By Laurensia Felise, Jumat, 23 Februari 2024 | 17:00 WIB
Oei Hui Lan dikenal sebagai putri dari Oei Tiong Ham, pengusaha sekaligus miliarder asal Semarang, Hindia Belanda. Tak hanya dikenal sebagai ikon mode, dia juga dikenal sebagai sosialita dan istri diplomat yang royal. (Compton Collier)

Dengan gayanya yang khas dan unik, Oei Hui Lan kemudian diingat oleh sejumlah tokoh saat hadir dalam berbagai acara. Dalam beberapa kesempatan, dia juga kadang terlihat mengenakan qipao atau cheongsam untuk acara-acara sosialita.

Bahkan, penggunaan cheongsam di negara-negara barat oleh Oei Hui Lan dianggap memberikan kontribusi kepada dunia mode Tiongkok. Dia mempopulerkan cheongsam sebagai gaun ketat dengan belahan di bagian samping yang bisa dikenakan oleh perempuan dari berbagai kalangan masyarakat.

Pengaruhnya dalam dunia mode memiliki ciri khas pada penggunaan bahan-bahan tekstil dan sutra lokal dari Tiongkok. Bahkan, dia turut mempopulerkan, memodernkan, dan membuat cheongsam menjadi pakaian yang glamor.

Inilah yang membuat Oei Hui Lan tercatat sebanyak tiga kali sebagai perempuan dengan gaya pakaian terbaik pada era 1920an hingga 1940an. Majalah Vogue menyebutnya sebagai warga Tiongkok dunia dan sosok yang mendunia dengan kecantikannya.

Pernikahan Kedua Oei Hui Lan dan Awal Karier Politik

Hanya beberapa tahun setelah perceraian Oei Hui Lan dengan Beauchamp Forde Gordon Caulfield-Stoker, dia bertemu Vi Kyuin Wellington Koo atas desakan ibunya.
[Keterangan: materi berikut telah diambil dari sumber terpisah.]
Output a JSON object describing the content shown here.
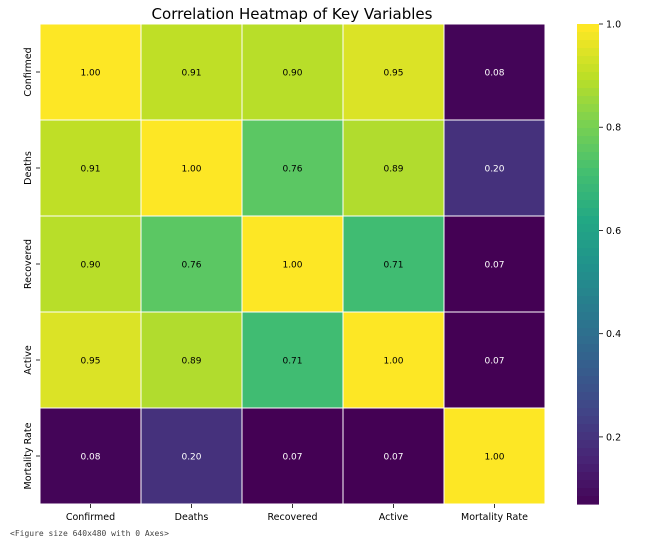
{
  "chart_data": {
    "type": "heatmap",
    "title": "Correlation Heatmap of Key Variables",
    "xlabel": "",
    "ylabel": "",
    "rows": [
      "Confirmed",
      "Deaths",
      "Recovered",
      "Active",
      "Mortality Rate"
    ],
    "cols": [
      "Confirmed",
      "Deaths",
      "Recovered",
      "Active",
      "Mortality Rate"
    ],
    "values": [
      [
        1.0,
        0.91,
        0.9,
        0.95,
        0.08
      ],
      [
        0.91,
        1.0,
        0.76,
        0.89,
        0.2
      ],
      [
        0.9,
        0.76,
        1.0,
        0.71,
        0.07
      ],
      [
        0.95,
        0.89,
        0.71,
        1.0,
        0.07
      ],
      [
        0.08,
        0.2,
        0.07,
        0.07,
        1.0
      ]
    ],
    "colormap": "viridis",
    "colorbar": {
      "vmin": 0.07,
      "vmax": 1.0,
      "ticks": [
        "0.2",
        "0.4",
        "0.6",
        "0.8",
        "1.0"
      ]
    },
    "annotations_format": "two-decimals"
  },
  "footer_note": "<Figure size 640x480 with 0 Axes>"
}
Pertemuan ini dimulai di Paris pada Agustus 1920 dalam sebuah jamuan makan malam.

Hanya berselang beberapa bulan, keduanya kemudian bertunangan dan menikah pada tahun yang sama. Pernikahan ini membuat Oei Hui Lan kemudian dikenal sebagai Madame Wellington Koo.

Pernikahan ini membuat Oei Hui Lan sempat pindah ke Jenewa, Swiss hingga akhirnya mengikuti suaminya ke Beijing, Tiongkok. Alasan kepindahan ini berkaitan dengan peran Wellington Koo sebagai Menteri Luar Negeri dan Menteri Keuangan Republik Tiongkok pada 1923.

Situasi politik Tiongkok pada era 1920an digambarkan cukup mencekam, di mana perebutan kekuasaan terjadi antara kalangan militer dan politikus. Saat inilah, Wellington Koo menjadi Pelaksana Tugas Perdana Menteri selama dua kali, yaitu pada 1924 serta pada 1926-1927.

Menariknya, masa jabatan sang suami yang kedua membuat Oei Hui Lan dikenal sebagai Ibu Negara Republik Tiongkok. Kendati singkat, posisi ini membuatnya sempat populer karena kontribusinya dalam mengembangkan hubungan sosial untuk keperluan diplomatis.

Dalam artikel buatan Xia Shi yang terbit dalam jurnal International Journal of Asian Studies, Oei Hui Lan berkontribusi pada pendanaan Kementerian Luar Negeri Republik Tiongkok yang kala itu mengalami kekurangan dana.

Penyebab dari pendanaan pribadi pada masa pemerintahan Beiyang (1912-1928) terletak pada kehilangan sumber pendapatan khusus. Hal ini juga ditambah dengan fenomena para utusan dari Tiongkok yang belum mampu memenuhi kebutuhan hidupnya.